Day56: Finding the similar documents

With regards to finding the most similar document, the work was done using a number of Jupyter Notebooks.

Jupyter Notebooks are excellent for exploratory analysis and trying something new, but its cumbersome for code reuse and robust applications.

In this post, I describe how I reimplemented the different steps (drawing chunks of code from the different Jupyter Notebooks) into a single Python script (see below).

Bringing together the individual components

The first step is to create the working scripts (f47ffa9) and then we can modify it and make it better.

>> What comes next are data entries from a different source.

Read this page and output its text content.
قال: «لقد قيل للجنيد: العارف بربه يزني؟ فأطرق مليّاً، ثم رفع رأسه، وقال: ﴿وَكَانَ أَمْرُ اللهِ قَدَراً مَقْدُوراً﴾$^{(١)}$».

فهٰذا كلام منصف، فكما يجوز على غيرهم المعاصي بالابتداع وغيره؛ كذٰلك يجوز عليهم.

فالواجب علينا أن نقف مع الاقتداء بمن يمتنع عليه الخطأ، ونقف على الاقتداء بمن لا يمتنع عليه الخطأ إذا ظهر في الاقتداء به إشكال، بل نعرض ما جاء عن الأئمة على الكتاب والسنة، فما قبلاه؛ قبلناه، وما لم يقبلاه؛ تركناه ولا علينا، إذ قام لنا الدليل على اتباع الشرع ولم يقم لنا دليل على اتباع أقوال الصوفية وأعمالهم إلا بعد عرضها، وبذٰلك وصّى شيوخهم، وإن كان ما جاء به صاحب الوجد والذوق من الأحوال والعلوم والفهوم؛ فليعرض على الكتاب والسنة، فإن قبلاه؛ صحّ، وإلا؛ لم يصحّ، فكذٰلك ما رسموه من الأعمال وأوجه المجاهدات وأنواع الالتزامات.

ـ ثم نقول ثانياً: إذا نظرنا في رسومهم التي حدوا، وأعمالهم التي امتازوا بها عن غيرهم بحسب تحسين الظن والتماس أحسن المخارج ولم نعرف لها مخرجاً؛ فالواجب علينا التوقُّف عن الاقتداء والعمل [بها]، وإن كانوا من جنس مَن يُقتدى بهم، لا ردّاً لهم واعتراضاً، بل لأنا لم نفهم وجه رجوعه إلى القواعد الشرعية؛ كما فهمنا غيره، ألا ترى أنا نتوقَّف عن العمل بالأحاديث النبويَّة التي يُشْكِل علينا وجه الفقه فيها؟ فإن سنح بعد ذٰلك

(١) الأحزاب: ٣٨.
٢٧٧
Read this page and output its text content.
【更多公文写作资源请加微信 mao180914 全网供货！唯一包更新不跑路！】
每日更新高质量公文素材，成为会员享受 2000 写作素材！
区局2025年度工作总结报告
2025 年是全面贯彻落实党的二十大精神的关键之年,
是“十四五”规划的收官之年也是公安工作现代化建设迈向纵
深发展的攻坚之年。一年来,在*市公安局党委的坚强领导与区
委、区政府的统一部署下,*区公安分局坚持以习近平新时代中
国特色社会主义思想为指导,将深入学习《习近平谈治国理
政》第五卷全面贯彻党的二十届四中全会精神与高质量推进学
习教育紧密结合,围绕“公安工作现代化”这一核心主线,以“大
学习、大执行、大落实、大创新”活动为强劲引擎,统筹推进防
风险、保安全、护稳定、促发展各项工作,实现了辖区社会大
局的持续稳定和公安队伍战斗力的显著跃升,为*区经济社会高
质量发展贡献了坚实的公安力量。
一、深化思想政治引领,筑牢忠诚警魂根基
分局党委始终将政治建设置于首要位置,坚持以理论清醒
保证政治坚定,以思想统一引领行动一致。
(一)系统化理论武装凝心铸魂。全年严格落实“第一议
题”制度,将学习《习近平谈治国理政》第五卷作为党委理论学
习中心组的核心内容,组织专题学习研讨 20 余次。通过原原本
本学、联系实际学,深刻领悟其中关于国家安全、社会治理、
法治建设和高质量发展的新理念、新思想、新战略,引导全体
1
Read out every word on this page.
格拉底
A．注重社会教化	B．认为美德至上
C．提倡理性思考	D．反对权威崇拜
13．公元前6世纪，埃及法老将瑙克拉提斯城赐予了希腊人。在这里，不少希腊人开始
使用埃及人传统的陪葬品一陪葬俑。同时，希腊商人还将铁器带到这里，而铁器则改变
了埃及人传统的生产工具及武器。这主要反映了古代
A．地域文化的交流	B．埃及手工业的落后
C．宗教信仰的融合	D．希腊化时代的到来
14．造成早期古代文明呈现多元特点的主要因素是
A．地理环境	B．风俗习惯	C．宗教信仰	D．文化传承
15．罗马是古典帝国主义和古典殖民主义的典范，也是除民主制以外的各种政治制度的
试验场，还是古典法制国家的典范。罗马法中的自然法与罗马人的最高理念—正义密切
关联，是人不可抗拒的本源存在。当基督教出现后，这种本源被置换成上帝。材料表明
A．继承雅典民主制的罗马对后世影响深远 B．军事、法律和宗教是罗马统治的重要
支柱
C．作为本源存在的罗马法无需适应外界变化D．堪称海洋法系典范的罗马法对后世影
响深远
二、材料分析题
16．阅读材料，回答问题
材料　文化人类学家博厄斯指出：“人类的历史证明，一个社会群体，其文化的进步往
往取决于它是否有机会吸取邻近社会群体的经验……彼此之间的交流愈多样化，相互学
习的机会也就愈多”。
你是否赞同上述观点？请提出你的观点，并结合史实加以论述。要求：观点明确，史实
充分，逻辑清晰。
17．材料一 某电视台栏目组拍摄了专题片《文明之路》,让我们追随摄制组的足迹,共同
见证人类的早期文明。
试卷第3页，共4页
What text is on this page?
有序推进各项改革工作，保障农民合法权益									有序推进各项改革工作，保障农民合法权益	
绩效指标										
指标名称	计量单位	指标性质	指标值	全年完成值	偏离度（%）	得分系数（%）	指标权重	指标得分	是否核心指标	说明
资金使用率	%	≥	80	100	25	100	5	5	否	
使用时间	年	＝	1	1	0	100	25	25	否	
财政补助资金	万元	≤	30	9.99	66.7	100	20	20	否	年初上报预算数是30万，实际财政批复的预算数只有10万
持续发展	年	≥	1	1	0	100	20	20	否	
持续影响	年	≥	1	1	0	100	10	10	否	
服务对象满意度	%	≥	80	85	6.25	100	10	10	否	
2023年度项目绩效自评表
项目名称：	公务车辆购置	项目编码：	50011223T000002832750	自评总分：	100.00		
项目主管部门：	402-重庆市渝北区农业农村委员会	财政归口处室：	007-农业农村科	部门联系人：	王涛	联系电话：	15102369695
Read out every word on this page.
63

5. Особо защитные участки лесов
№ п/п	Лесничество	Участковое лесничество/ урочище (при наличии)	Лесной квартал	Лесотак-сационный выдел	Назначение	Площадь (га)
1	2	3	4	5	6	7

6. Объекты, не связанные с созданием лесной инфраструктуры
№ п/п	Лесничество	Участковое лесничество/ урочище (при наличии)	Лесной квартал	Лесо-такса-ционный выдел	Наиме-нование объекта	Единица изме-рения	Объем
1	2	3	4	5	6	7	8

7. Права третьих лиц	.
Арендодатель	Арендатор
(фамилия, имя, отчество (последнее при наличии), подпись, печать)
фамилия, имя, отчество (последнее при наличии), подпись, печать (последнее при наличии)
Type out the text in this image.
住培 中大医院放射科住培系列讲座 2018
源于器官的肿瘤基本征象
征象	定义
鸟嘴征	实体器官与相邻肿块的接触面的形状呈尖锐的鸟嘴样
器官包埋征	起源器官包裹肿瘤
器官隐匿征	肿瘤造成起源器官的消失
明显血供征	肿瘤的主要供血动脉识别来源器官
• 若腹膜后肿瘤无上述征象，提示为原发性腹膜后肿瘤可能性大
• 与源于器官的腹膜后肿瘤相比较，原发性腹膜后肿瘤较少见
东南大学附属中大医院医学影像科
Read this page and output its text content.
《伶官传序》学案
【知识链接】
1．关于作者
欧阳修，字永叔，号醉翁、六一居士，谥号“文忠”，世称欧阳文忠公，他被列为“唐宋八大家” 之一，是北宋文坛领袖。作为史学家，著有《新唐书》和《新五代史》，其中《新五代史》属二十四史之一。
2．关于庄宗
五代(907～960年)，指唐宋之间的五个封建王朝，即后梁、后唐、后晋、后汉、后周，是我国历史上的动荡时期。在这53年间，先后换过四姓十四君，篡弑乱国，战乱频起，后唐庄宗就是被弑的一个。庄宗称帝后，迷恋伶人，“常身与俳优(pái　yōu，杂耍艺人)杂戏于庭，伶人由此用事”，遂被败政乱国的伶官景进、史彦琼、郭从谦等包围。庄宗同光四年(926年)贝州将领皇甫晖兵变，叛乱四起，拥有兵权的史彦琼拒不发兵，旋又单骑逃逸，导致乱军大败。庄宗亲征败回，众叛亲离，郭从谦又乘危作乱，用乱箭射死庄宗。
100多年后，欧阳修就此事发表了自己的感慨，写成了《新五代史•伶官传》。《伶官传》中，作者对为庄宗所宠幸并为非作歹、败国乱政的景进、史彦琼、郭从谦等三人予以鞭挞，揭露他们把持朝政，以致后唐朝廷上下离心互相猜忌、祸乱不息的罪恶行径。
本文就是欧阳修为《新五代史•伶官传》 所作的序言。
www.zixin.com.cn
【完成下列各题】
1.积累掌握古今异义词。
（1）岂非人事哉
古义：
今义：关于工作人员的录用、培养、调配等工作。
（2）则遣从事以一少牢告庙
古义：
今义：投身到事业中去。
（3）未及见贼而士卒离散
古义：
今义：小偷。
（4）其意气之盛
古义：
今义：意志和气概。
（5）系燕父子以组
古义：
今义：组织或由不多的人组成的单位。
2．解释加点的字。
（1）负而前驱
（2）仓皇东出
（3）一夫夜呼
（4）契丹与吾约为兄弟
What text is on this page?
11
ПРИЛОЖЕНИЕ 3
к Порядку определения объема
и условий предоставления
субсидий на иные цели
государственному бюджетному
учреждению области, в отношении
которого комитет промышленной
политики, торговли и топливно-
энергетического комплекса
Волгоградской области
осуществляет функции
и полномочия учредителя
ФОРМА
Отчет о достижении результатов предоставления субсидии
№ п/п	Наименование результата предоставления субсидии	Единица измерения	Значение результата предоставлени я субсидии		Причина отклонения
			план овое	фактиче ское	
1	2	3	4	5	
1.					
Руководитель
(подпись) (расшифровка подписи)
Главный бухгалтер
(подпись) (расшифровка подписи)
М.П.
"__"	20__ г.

Getting the data and text preprocessing (Day 49; ipynb)
Constructing the document-word count matrix (Day 50; ipynb)
Factorizing by SVD (Day 53; ipynb)
Minimizing document distances and identifying similar documents (Day 55; ipynb)

Modularizing

Now that we have a working script, we can – as done in Day 28 – restructure and modularize the code for readability and ease of maintenance and reuse (f176a6a; diff).

I also like to wrap the code with an if-statement so that I can load the script as a module without inadvertently running the commands (d55acf9; diff).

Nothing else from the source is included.